I drove one of these – belonging to my uncle Wullie, who lived just up the road – when I was only about six, or so.  When I say 'drove', I just steered it in a straight line, while it crawled along in first gear, while my father and cousin forked peat litter (from the hens we kept), off the back of it.  When we got near the hedge my Dad would jump down and steer it back towards the other end of the field, then go back to work.

When our neighbour's corn (oats, I mean) was ripe in the field behind us, they brought in an old Ferguson 35 tractor, towing what we in Co.
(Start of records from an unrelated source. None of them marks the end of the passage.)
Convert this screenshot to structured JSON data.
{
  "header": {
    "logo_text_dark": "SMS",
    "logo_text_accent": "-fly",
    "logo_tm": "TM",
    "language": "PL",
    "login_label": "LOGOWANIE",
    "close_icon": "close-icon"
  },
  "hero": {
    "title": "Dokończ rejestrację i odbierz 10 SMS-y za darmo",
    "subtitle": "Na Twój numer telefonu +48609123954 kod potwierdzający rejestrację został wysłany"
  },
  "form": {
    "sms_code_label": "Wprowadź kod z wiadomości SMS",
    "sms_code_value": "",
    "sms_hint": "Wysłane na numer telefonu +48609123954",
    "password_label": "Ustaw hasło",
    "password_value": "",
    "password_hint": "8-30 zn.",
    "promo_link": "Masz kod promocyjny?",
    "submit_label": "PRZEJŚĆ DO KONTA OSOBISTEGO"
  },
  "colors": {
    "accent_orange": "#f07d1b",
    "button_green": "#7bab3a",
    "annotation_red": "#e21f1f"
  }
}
Down called a 'r'aper' – in other words a former horse-drawn reaper, trailed behind the tractor – to cut the corn.  The sheaves were then bound by hand and stooked together to dry – the whole family taking part.  After a few days drying the big event took place – the thresher arrived!  This was an old – originally horse-drawn – thresher, made mostly of wood painted with orange lead paint, that had faded to a sort of pink colour.  It was trailed into the field behind a tractor and then belt driven from the tractor to thresh the corn.  No such thing as a combine harvester in those days!
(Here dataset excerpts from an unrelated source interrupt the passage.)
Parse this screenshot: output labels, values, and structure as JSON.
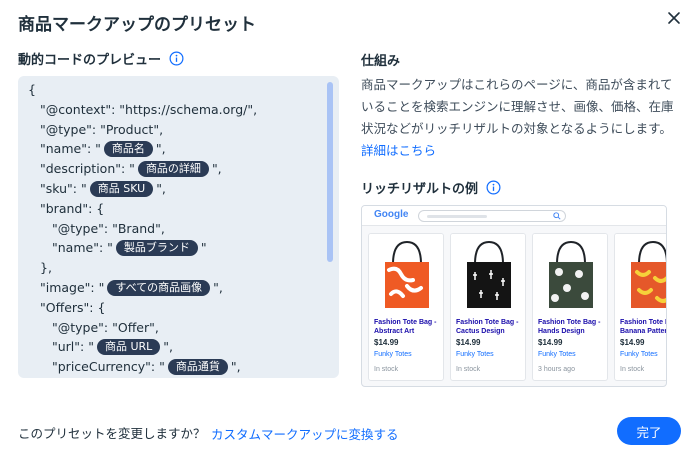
{
  "dialog": {
    "title": "商品マークアップのプリセット"
  },
  "left": {
    "label": "動的コードのプレビュー"
  },
  "code": {
    "l1": "{",
    "l2": "\"@context\": \"https://schema.org/\",",
    "l3": "\"@type\": \"Product\",",
    "l4_key": "\"name\": \"",
    "l4_chip": "商品名",
    "l4_end": "\",",
    "l5_key": "\"description\": \"",
    "l5_chip": "商品の詳細",
    "l5_end": "\",",
    "l6_key": "\"sku\": \"",
    "l6_chip": "商品 SKU",
    "l6_end": "\",",
    "l7": "\"brand\": {",
    "l8": "\"@type\": \"Brand\",",
    "l9_key": "\"name\": \"",
    "l9_chip": "製品ブランド",
    "l9_end": "\"",
    "l10": "},",
    "l11_key": "\"image\": \"",
    "l11_chip": "すべての商品画像",
    "l11_end": "\",",
    "l12": "\"Offers\": {",
    "l13": "\"@type\": \"Offer\",",
    "l14_key": "\"url\": \"",
    "l14_chip": "商品 URL",
    "l14_end": "\",",
    "l15_key": "\"priceCurrency\": \"",
    "l15_chip": "商品通貨",
    "l15_end": "\","
  },
  "right": {
    "title": "仕組み",
    "desc": "商品マークアップはこれらのページに、商品が含まれていることを検索エンジンに理解させ、画像、価格、在庫状況などがリッチリザルトの対象となるようにします。",
    "link": "詳細はこちら",
    "rich_label": "リッチリザルトの例"
  },
  "preview": {
    "logo": "Google",
    "cards": [
      {
        "title": "Fashion Tote Bag - Abstract Art",
        "price": "$14.99",
        "store": "Funky Totes",
        "stock": "In stock"
      },
      {
        "title": "Fashion Tote Bag - Cactus Design",
        "price": "$14.99",
        "store": "Funky Totes",
        "stock": "In stock"
      },
      {
        "title": "Fashion Tote Bag - Hands Design",
        "price": "$14.99",
        "store": "Funky Totes",
        "stock": "3 hours ago"
      },
      {
        "title": "Fashion Tote Bag - Banana Pattern",
        "price": "$14.99",
        "store": "Funky Totes",
        "stock": "In stock"
      }
    ]
  },
  "footer": {
    "question": "このプリセットを変更しますか？",
    "link": "カスタムマークアップに変換する",
    "done": "完了"
  },
  "colors": {
    "accent": "#116dff",
    "chip": "#2b3b55",
    "code_bg": "#e8eef4"
  }
}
Back then, practically everything was done by hand.  When our hay was ready to cut in June a neighbour would come and cut it with a r'aper, then, in the evening, the whole family would rake the hay into rows, with huge wooden handrakes.  Even with my mother and uncles and cousins helping it took hours to row eight acres – and the next day they'd have to be spread out in the sun again!  We didn't have such a thing as a baler, either, so when the hay was ready it was loaded by hand with a pitchfork onto a trailer, or one of those pick-ups, and hauled in to the yard, where it would be pitchforked again into the shed.

Our neighbour on the other side had about twenty acres, which he farmed full-time.  He would stack his hay in fairly small stacks and then later collect it with a buckrake, a large pronged implement on the back of the tractor, which reversed under the stack and lifted it up.  What usually happened, though, was that the front of the small tractor would lift up instead – so my neighbour's sons and daughter would have to sit on the front of the tractor – just like Ellie-May Clampett! – to balance the load, and they would proceed across the field see-sawing up and down – great entertainment for my brother and I.
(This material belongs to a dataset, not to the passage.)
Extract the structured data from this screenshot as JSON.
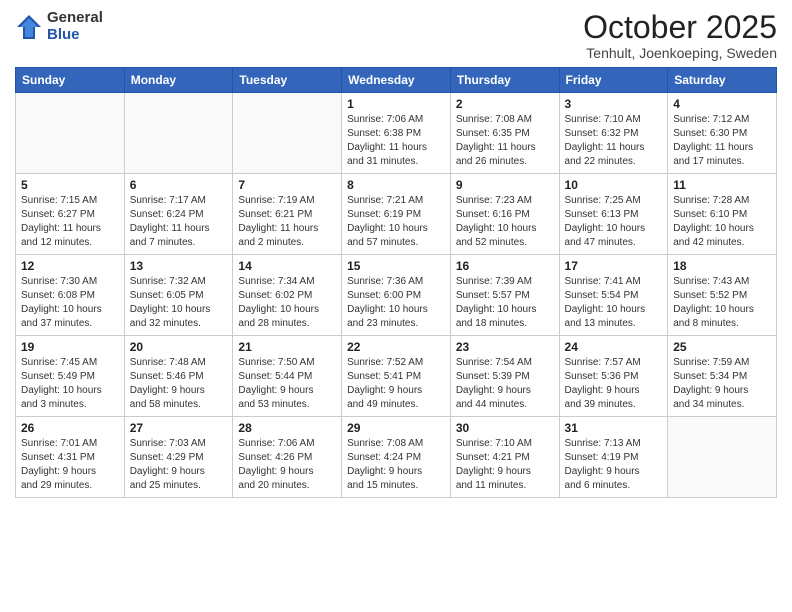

We had one very steep field, with maybe a 40 degree slope!  It's known as the Dam Bank, because it's opposite the river, which used to have a dam back then, so that it could feed water to power a couple of watermills.  My father decided to re-sow this field one year and a neighbour ploughed it for us one-way – in other words, down the slope.  There was some room to line up at the top – though it must have seemed like jumping off a cliff – but very little room to turn at the bottom – a very hair-raising and dangerous enterprise, which nobody would dream of attempting nowadays. 

After it was ploughed and harrowed my father sowed the field – again by hand, using a piece of equipment which was common enough in those days.  It was called a fiddle, because you held it in you left hand like a fiddle, with a small a mount of seed in a bag attached over your shoulder, and you played back and forwards with a bow in your right hand, whose string went around a cogged wheel.  This wheel flung the seed out in each direction as you played and all the sower had to do was walk back and forth across the length of the field, re-filling the bag and sowing as he went.  I helped by bringing him by marking the soil already sown and bringing fresh seed – but by the time we had that field sown my Dad and I were both pretty well sunburned!